Decoding from M/S back to L/R involves making two copies of the S signal, panning them hard L and R, and inverting one (whichever was inverted in the encoding process), but it only actually works if there's an M signal to mix it back with.

I suppose there's no reason you can't do the encode and decode at the same time as you've described, except that then you need twice as many processors if you want to do something to the S material.
 
IDK... Like I said, I'm sure it works, but it's not the way anybody I know actually does it.
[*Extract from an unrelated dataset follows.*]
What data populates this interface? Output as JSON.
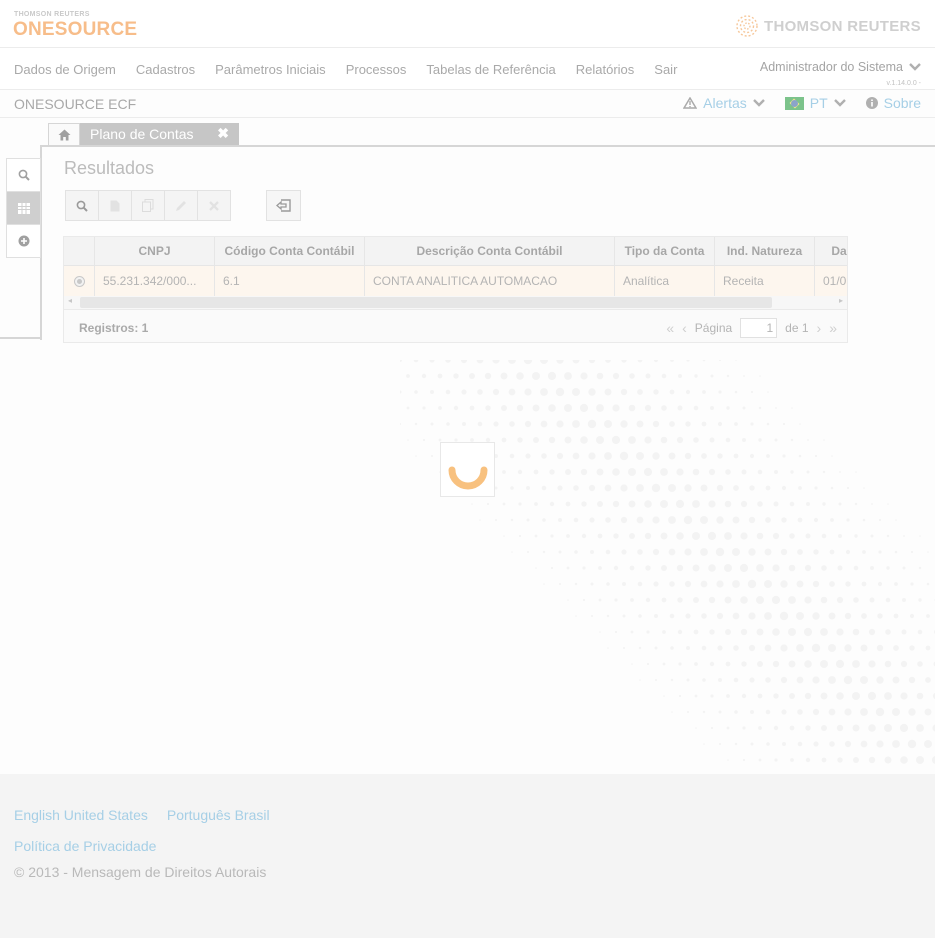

A true M/S signal is exactly two channels - Mid and Side - and the side information is created by mixing the L signal with an inverted version of the R signal or an inverted L signal with the regular R. I have never seen anybody try to make L/R into M/S the way you've described.
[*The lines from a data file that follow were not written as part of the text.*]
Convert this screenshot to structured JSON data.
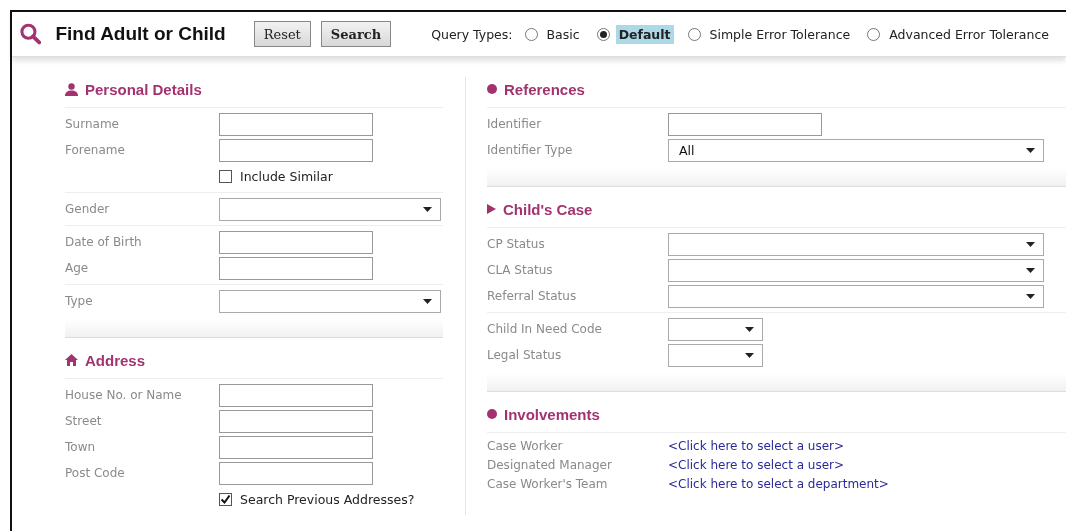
{
  "header": {
    "title": "Find Adult or Child",
    "buttons": [
      {
        "label": "Reset",
        "kind": "plain"
      },
      {
        "label": "Search",
        "kind": "primary"
      }
    ],
    "query_label": "Query Types:",
    "query_types": [
      {
        "label": "Basic",
        "selected": false
      },
      {
        "label": "Default",
        "selected": true
      },
      {
        "label": "Simple Error Tolerance",
        "selected": false
      },
      {
        "label": "Advanced Error Tolerance",
        "selected": false
      }
    ]
  },
  "columns": [
    {
      "sections": [
        {
          "title": "Personal Details",
          "groups": [
            [
              {
                "label": "Surname",
                "kind": "input"
              },
              {
                "label": "Forename",
                "kind": "input"
              },
              {
                "label": "Include Similar",
                "kind": "checkbox",
                "checked": false
              }
            ],
            [
              {
                "label": "Gender",
                "kind": "select"
              }
            ],
            [
              {
                "label": "Date of Birth",
                "kind": "input"
              },
              {
                "label": "Age",
                "kind": "input"
              }
            ],
            [
              {
                "label": "Type",
                "kind": "select"
              }
            ]
          ]
        },
        {
          "title": "Address",
          "groups": [
            [
              {
                "label": "House No. or Name",
                "kind": "input"
              },
              {
                "label": "Street",
                "kind": "input"
              },
              {
                "label": "Town",
                "kind": "input"
              },
              {
                "label": "Post Code",
                "kind": "input"
              },
              {
                "label": "Search Previous Addresses?",
                "kind": "checkbox",
                "checked": true
              }
            ]
          ]
        }
      ]
    },
    {
      "sections": [
        {
          "title": "References",
          "groups": [
            [
              {
                "label": "Identifier",
                "kind": "input"
              },
              {
                "label": "Identifier Type",
                "kind": "select",
                "value": "All"
              }
            ]
          ]
        },
        {
          "title": "Child's Case",
          "groups": [
            [
              {
                "label": "CP Status",
                "kind": "select"
              },
              {
                "label": "CLA Status",
                "kind": "select"
              },
              {
                "label": "Referral Status",
                "kind": "select"
              }
            ],
            [
              {
                "label": "Child In Need Code",
                "kind": "short_select"
              },
              {
                "label": "Legal Status",
                "kind": "short_select"
              }
            ]
          ]
        },
        {
          "title": "Involvements",
          "groups": [
            [
              {
                "label": "Case Worker",
                "kind": "link",
                "value": "<Click here to select a user>"
              },
              {
                "label": "Designated Manager",
                "kind": "link",
                "value": "<Click here to select a user>"
              },
              {
                "label": "Case Worker's Team",
                "kind": "link",
                "value": "<Click here to select a department>"
              }
            ]
          ]
        }
      ]
    }
  ]
}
Decoding from M/S back to L/R involves making two copies of the S signal, panning them hard L and R, and inverting one (whichever was inverted in the encoding process), but it only actually works if there's an M signal to mix it back with.

I suppose there's no reason you can't do the encode and decode at the same time as you've described, except that then you need twice as many processors if you want to do something to the S material.

What I describe produces two copies of the side channel with opposite polarity so you don't have to copy it later. We're talking about some eq or dynamics, not heavy duty reverbs or sims, so using one more is inconsequential.
 
What I describe produces two copies of the side channel with opposite polarity so you don't have to copy it later. We're talking about some eq or dynamics, not heavy duty reverbs or sims, so using one more is inconsequential.
Not necessarily. If you're doing it in hardware you don't have infinite instances of the gear you might want to use, and even if you do have that extra EQ or compressor channel, you don't always have a good way to match the settings between the two with any real precision. I've just never heard of anybody doing it quite like that. I don't know of any hardware or software encoder that gives three outputs like that. I see how it works, and might even work better for you, but it's not exactly typical.
 
Stereo: L + R *L = L+MID *R = R+MID

therefore MID: (L + MID) + (R + MID) = 2MID+L+R

therefore SIDE: (L + MID) + (-R + -MID (inverted polarity)) = L(+) + R(-)

Does it check, folks?
 
I'm curious to tinker with this a bit, as I have on occassion needed this flexibility with a stereo mix (found other ways to accomplish what I needed with the tracks).

Any trial versions of a M/S plugin anyone can recommend? [or is the point here - don't bother using a plugin?]